The Realm of ‘Should’: Some Thoughts on Violence Against Women in Storytelling
Written by: Tony Lazlo, CC2K Staff Writer
When it comes to violence against women in storytelling, I process it differently than I used to. Let me explain:
In recent years, I’ve become more aware of how misogyny can weave its way into the books we read and the movies we watch without our knowing it. It can be hard to spot, and moreover, it can be difficult as a critic to assail it without sounding like a prude.
Here’s what I mean: We will always have adventure stories and thrillers, and in those stories, characters of both genders will always find themselves in peril, and characters of both genders will always take their knocks. There’s nothing wrong with that, and I don’t want it to change.
But it matters where your heart is, I submit.

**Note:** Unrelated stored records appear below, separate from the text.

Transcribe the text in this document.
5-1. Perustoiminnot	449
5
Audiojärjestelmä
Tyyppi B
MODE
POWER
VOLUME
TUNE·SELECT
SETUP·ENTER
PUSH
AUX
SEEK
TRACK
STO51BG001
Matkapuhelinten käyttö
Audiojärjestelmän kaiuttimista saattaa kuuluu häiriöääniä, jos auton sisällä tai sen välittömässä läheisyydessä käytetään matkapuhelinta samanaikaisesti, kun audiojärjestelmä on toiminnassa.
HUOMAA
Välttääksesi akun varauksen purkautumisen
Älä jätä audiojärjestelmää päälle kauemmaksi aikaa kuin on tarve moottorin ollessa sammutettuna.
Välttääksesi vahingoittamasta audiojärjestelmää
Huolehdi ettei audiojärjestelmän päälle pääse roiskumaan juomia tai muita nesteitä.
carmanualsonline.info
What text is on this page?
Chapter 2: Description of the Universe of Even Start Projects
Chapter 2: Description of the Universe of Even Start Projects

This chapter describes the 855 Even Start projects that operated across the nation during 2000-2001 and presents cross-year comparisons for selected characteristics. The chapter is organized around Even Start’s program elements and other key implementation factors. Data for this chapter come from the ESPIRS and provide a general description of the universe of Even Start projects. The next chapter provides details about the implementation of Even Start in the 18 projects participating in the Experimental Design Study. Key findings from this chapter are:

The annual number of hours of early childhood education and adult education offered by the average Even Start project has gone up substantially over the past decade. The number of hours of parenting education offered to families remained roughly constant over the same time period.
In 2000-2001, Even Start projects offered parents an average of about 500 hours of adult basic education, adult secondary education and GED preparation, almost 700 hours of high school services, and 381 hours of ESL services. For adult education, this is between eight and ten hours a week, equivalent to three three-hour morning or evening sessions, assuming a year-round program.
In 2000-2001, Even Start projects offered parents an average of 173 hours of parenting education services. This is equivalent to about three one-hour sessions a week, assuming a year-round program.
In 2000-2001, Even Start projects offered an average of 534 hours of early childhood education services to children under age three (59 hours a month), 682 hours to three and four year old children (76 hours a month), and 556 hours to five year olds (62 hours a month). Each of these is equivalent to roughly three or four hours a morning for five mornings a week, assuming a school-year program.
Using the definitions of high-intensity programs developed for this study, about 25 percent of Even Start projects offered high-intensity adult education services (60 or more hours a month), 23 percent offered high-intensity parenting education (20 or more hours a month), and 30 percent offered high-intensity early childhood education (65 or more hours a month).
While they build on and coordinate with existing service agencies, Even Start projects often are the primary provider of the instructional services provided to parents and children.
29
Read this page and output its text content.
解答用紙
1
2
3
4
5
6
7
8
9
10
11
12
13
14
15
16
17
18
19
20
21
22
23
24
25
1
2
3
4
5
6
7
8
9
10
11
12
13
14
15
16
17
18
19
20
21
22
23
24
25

Take The Silence of the Lambs. That story features a killer who hunts and terrorizes women. Some of its most harrowing scenes depict a woman being kept at the bottom of a subterranean well. And yet – when you walk out of that movie, you leave it with a greater empathy for women than you had before you saw it. You have this empathy because writer Thomas Harris populates his original novel with a solid female lead, and director Jonathan Demme spends the whole movie shooting it in second person. Think back to all of the shots done from Agent Starling’s POV. In short, you spend the entire movie putting up with the same shit she does every day – skeevy glances from men and low-frequency sexism from her coworkers.
By contrast, James Cameron’s 90s action thriller True Lies accomplishes just the opposite, I submit. Now, I don’t like going after Cameron – of all people – in this arena. After all, he gave us such memorable female action heroes as Ellen Ripley and Sarah Connor. But nevertheless, the middle act of True Lies showcases Arnold Schwarzenegger’s Harry Tasker as he emotionally terrorizes his wife, whom he suspects of infidelity, and only after she confirms her faithfulness is she allowed back into the narrative … to be a whore.
I know that’s harsh, but these images matter, and that brings me to The Girl With the Dragon Tattoo. W Magazine released the first photos of The Social Network’s Rooney Mara in character as the novel’s cyberpunk hero, Lisbeth Salander.
I haven’t read the books. I only saw the first movie – the deliberately made and well acted Swedish original. And I have to say, I was revolted.
Before I go on, let me address a potential straw man: By no means, and in no way am I – or would I ever – advocate for the curbing of expression, even for movies that are outright and blatantly misogynistic. The best remedy for bad speech is more speech, as they say, and I’m working exclusively in the realm of should. I believe we should strive to create art that, among other things, elicits empathy.
That said, I found Stieg Larsson’s story to be relentlessly, even comically lurid and misogynistic. I don’t know how the rape scenes play in the book, but onscreen, they played less like atrocity and more like candlelit erotica. To be sure, there were many elements of the movie that I liked – Noomi Rapace’s forceful performance chief among them – but in the end, I found my gorge rising when Rapace’s Salander apparently had to seek absolution from the movie’s leading man because she let a Nazi serial killer die in a car fire.
For what it’s worth, I don’t call myself a feminist because I don’t know if it’s entirely appropriate for a man to do so. Instead, I say that I ardently support feminist causes, and moreover, stories that elicit our empathy are good for more than just feminism. They’re good for human beings.
I don’t believe in souls, but anything that elicits our empathy is good for our souls.